String noControl = CharMatcher.javaIsoControl().removeFrom(string); // remove control characters
String theDigits = CharMatcher.digit().retainFrom(string); // only the digits
String spaced = CharMatcher.whitespace().trimAndCollapseFrom(string, ' ');
  // trim whitespace at ends, and replace/collapse whitespace into single spaces
String noDigits = CharMatcher.javaDigit().replaceFrom(string, "*"); // star out all digits
String lowerAndDigit = CharMatcher.javaDigit().or(CharMatcher.javaLowerCase()).retainFrom(string);
  // eliminate all characters that aren't digits or lowercase

Note: CharMatcher deals only with char values; it does not understand supplementary Unicode code points in the range 0x10000 to 0x10FFFF. Such logical characters are encoded into a String using surrogate pairs, and a CharMatcher treats these just as two separate characters.

Obtaining CharMatchers

Many needs can be satisfied by the provided CharMatcher factory methods:

Other common ways to obtain a CharMatcher include:

Method Description
anyOf(CharSequence) Specify all the characters you wish matched. For example, CharMatcher.anyOf("aeiou") matches lowercase English vowels.
is(char) Specify exactly one character to match.
inRange(char, char) Specify a range of characters to match, e.g. CharMatcher.inRange('a', 'z').

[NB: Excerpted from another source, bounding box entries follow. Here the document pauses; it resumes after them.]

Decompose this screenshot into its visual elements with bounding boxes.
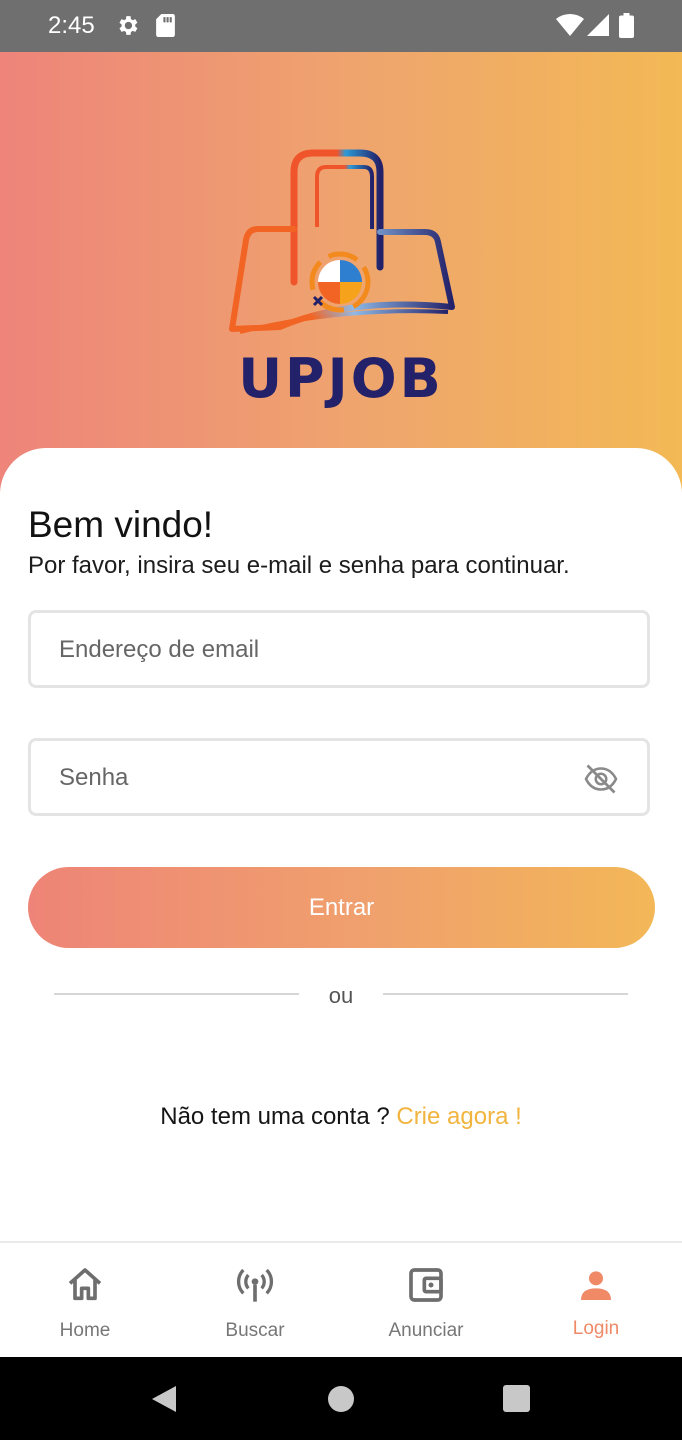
welcome-title: Bem vindo! <box>28 504 214 545</box>
hero-banner: UPJOB <box>0 52 682 492</box>
eye-off-icon[interactable] <box>583 761 619 797</box>
home-icon <box>68 1268 102 1301</box>
signup-row: Não tem uma conta ? Crie agora ! <box>0 1103 682 1131</box>
recents-icon[interactable] <box>503 1385 530 1412</box>
login-button[interactable]: Entrar <box>28 867 655 948</box>
nav-label-login: Login <box>572 1318 620 1339</box>
back-icon[interactable] <box>150 1385 178 1413</box>
nav-item-login[interactable]: Login <box>511 1243 681 1358</box>
wallet-icon <box>409 1268 443 1302</box>
or-label: ou <box>328 983 354 1008</box>
nav-item-anunciar[interactable]: Anunciar <box>341 1243 511 1358</box>
nav-label-buscar: Buscar <box>225 1320 285 1341</box>
welcome-subtitle: Por favor, insira seu e-mail e senha par… <box>28 552 570 579</box>
battery-icon <box>619 13 634 38</box>
brand-name: UPJOB <box>238 347 444 410</box>
wifi-icon <box>556 13 584 37</box>
settings-gear-icon <box>119 16 138 35</box>
nav-item-buscar[interactable]: Buscar <box>170 1243 340 1358</box>
bottom-nav: Home Buscar Anunciar Login <box>0 1241 682 1358</box>
home-circle-icon[interactable] <box>327 1385 355 1413</box>
divider-right <box>383 993 628 995</box>
password-field-box <box>28 738 650 816</box>
status-time: 2:45 <box>48 12 95 39</box>
signal-icon <box>587 14 609 36</box>
email-input[interactable] <box>57 613 601 687</box>
nav-label-home: Home <box>59 1320 111 1341</box>
sd-card-icon <box>156 14 175 37</box>
broadcast-antenna-icon <box>236 1268 274 1302</box>
signup-link[interactable]: Crie agora ! <box>396 1103 521 1130</box>
password-input[interactable] <box>57 741 601 815</box>
email-field-box <box>28 610 650 688</box>
signup-prompt: Não tem uma conta ? <box>160 1103 390 1130</box>
nav-item-home[interactable]: Home <box>0 1243 170 1358</box>
person-icon <box>581 1271 611 1300</box>
status-bar: 2:45 <box>0 0 682 52</box>
nav-label-anunciar: Anunciar <box>388 1320 464 1341</box>
system-nav-bar <box>0 1357 682 1440</box>
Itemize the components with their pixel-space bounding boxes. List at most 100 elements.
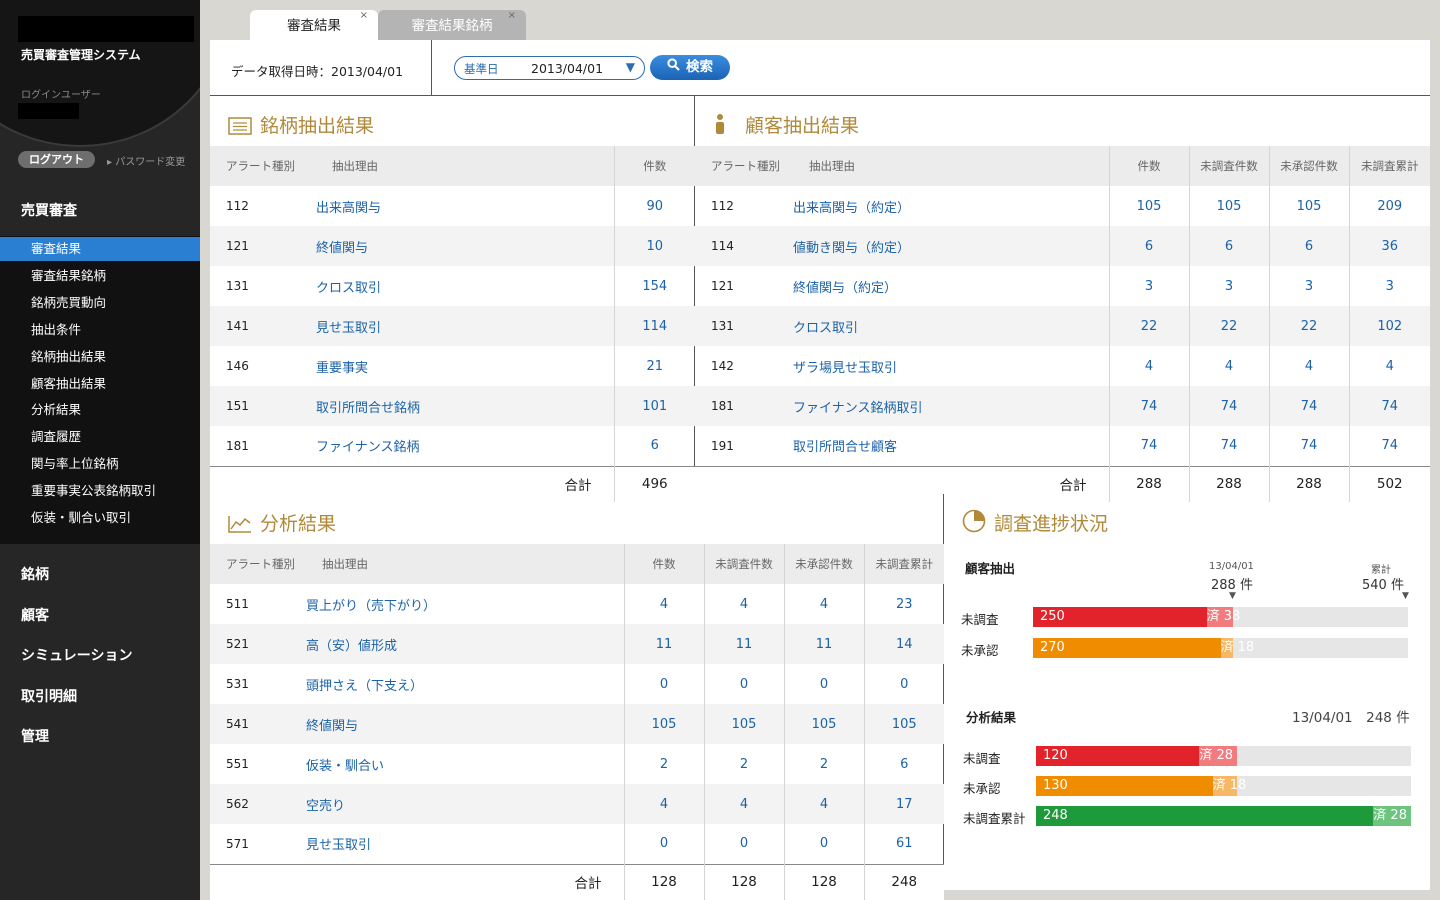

Additionally, CharMatcher has negate(), and(CharMatcher), and or(CharMatcher). These provide simple boolean operations on CharMatcher.

Using CharMatchers

CharMatcher provides a wide variety of methods to operate on occurrences of the specified characters in any CharSequence. There are more methods provided than we can list here, but some of the most commonly used are:

Method Description
collapseFrom(CharSequence, char) Replace each group of consecutive matched characters with the specified character. For example, WHITESPACE.collapseFrom(string, ' ') collapses whitespaces down to a single space.
matchesAllOf(CharSequence) Test if this matcher matches all characters in the sequence. For example, ASCII.matchesAllOf(string) tests if all characters in the string are ASCII.
removeFrom(CharSequence) Removes matching characters from the sequence.
retainFrom(CharSequence) Removes all non-matching characters from the sequence.
trimFrom(CharSequence) Removes leading and trailing matching characters.
replaceFrom(CharSequence, CharSequence) Replace matching characters with a given sequence.

(Note: all of these methods return a String, except for matchesAllOf, which returns a boolean.)

Charsets

Don't do this:

try {
  bytes = string.getBytes("UTF-8");
} catch (UnsupportedEncodingException e) {
  // how can this possibly happen?
  throw new AssertionError(e);
}

Do this instead:

bytes = string.getBytes(Charsets.UTF_8);

Charsets provides constant references to the six standard Charset implementations guaranteed to be supported by all Java platform implementations. Use them instead of referring to charsets by their names.

TODO: an explanation of charsets and when to use them

(Note: If you're using JDK7, you should use the constants in StandardCharsets

CaseFormat

CaseFormat is a handy little class for converting between ASCII case conventions — like, for example, naming conventions for programming languages. Supported formats include:

Format Example
LOWER_CAMEL lowerCamel
LOWER_HYPHEN lower-hyphen
LOWER_UNDERSCORE lower_underscore
UPPER_CAMEL UpperCamel
UPPER_UNDERSCORE UPPER_UNDERSCORE

Using it is relatively straightforward:

CaseFormat.UPPER_UNDERSCORE.to(CaseFormat.LOWER_CAMEL, "CONSTANT_NAME")); // returns "constantName"

We find this especially useful, for example, when writing programs that generate other programs.